The Haydn Wood Variations dates from the 1930s when the composer was extending his reach from lighter genre music into the serious concert hall with a rather Tchaikovskian B minor violin concerto premiered by Antonio Brosa in 1932 (a wonder that Hyperion have not got to it yet!). It is the Tchaikovsky (Rococo Variations), with small incursions from Elgar and at the very end (13:40) Stanford, who comes to mind most often in this music. The work was revived by Martin Storey in 1990. It is played here with flamboyant great style by Wallfisch who is no stranger to the work. He broadcast it with the Ulster Orchestra conducted by Adrian Leaper in January 1994.

When Sanctuary and Wallfisch next look at reviving rare works for cello and orchestra I hope that they will explore other works standing in waiting. For a start there is Florent Schmitt’s Introit, Récit et Congé. This is a major cello concerto in all but name and has been superbly played in the hands of Gaston Poulet and André Navarra. So far as English works are concerned there is the stormy 1930s Cello Concerto by Lennox Berkeley; a different voice from that represented by the super-refined works of his high maturity post-1945. We should also remember the outstandingly romantic and instantly memorable Cello Concerto by John Foulds.

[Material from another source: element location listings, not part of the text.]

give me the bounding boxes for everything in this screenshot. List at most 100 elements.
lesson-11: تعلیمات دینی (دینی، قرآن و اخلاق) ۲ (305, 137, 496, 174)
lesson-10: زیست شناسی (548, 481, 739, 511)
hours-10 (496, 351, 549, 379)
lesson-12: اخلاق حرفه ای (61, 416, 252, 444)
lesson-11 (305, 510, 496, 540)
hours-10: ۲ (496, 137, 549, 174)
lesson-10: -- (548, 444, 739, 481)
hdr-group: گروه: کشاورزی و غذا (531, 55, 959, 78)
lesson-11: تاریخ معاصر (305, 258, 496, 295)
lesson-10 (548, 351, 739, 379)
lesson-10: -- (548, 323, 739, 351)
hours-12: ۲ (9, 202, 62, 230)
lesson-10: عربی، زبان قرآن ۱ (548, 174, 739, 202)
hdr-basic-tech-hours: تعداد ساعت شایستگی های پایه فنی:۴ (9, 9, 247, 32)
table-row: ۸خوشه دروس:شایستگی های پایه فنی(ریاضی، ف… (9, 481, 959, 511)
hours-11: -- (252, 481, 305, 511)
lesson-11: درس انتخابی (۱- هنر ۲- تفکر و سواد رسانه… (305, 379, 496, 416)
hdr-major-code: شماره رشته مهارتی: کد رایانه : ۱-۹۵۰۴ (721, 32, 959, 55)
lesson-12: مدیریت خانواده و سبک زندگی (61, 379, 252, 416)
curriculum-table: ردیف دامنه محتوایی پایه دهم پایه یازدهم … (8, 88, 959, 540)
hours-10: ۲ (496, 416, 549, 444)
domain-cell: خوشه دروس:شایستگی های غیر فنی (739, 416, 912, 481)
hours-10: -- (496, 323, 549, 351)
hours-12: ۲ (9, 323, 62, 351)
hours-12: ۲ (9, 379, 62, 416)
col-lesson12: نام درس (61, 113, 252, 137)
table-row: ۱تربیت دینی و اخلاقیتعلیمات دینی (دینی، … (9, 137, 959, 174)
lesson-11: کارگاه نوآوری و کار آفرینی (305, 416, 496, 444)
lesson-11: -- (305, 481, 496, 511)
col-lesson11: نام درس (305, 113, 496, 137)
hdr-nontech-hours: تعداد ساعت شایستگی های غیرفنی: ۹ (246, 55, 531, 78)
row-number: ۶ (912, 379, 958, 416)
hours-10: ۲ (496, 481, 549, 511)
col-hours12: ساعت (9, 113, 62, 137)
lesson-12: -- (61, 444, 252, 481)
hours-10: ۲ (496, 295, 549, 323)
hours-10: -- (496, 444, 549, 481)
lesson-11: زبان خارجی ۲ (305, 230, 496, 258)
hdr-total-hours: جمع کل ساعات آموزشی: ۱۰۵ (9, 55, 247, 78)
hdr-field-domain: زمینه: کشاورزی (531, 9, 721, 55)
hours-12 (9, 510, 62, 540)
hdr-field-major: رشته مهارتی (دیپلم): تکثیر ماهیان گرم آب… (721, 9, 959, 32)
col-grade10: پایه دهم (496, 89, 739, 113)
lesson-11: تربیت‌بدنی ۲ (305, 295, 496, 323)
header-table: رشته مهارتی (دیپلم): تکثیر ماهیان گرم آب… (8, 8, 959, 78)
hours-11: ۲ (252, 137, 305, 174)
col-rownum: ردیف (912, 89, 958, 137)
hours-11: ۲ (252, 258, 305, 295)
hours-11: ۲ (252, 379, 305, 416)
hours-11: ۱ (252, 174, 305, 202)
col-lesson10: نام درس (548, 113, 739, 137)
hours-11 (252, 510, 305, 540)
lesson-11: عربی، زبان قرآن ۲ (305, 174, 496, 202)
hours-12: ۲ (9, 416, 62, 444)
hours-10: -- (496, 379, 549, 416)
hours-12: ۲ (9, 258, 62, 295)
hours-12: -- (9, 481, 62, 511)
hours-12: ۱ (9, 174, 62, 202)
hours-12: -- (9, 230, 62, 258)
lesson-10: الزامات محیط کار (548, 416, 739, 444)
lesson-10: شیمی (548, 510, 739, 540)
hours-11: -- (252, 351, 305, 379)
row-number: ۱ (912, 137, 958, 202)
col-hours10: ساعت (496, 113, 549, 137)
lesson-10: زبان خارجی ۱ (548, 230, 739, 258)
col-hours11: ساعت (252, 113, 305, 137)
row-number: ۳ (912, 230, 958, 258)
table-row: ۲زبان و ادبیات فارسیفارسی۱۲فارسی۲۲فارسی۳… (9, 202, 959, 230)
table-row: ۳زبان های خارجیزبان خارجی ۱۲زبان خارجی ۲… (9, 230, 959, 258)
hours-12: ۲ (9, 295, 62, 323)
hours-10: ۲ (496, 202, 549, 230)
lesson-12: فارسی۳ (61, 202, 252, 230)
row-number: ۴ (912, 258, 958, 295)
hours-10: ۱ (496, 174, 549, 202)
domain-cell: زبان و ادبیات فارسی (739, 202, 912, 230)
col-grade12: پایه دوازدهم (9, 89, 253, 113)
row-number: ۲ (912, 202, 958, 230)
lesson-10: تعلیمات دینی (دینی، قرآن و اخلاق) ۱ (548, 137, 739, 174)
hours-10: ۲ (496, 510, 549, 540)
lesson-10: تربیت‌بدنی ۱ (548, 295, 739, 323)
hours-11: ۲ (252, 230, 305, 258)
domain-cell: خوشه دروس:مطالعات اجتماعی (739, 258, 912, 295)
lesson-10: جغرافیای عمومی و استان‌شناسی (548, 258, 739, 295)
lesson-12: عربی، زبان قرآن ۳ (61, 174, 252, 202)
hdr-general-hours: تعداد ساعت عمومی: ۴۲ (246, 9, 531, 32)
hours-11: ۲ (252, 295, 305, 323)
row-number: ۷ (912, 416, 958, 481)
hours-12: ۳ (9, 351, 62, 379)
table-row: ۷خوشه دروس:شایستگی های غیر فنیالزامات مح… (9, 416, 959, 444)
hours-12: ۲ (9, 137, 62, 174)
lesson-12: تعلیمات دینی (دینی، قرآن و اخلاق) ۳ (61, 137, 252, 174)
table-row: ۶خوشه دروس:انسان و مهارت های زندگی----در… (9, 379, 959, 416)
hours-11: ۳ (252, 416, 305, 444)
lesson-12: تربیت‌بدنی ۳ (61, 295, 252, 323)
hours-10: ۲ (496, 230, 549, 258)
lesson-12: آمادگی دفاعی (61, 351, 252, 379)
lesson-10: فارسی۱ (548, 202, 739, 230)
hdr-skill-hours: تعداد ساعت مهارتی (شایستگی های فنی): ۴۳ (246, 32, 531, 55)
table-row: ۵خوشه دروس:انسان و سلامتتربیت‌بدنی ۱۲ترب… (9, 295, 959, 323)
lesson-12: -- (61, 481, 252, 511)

The BBC Concert Orchestra has since its time with Stanford Robinson, then Ashley Lawrence and then Barry Wordsworth has done outstanding work in the revival of British music. However it is not the BBC’s number 1 band; even so the orchestra is totally committed and fulsome of tone. My only criticism would be that where a grand tortured gesture is required (as in Soliloquy) the high strings sound thinner than we might get from the BBC Symphony or the BBC Phil.

The disc is completed by Lewis Foreman’s thoroughly detailed and totally readable notes.

Snap up this valuable and gorgeously lyrical hymn to the British cello and its place during the first half of the last century. Wallfisch, whose repertoire must be amongst the largest in the world, excels in all these works. In fact this shows him in the very fullness of his powers.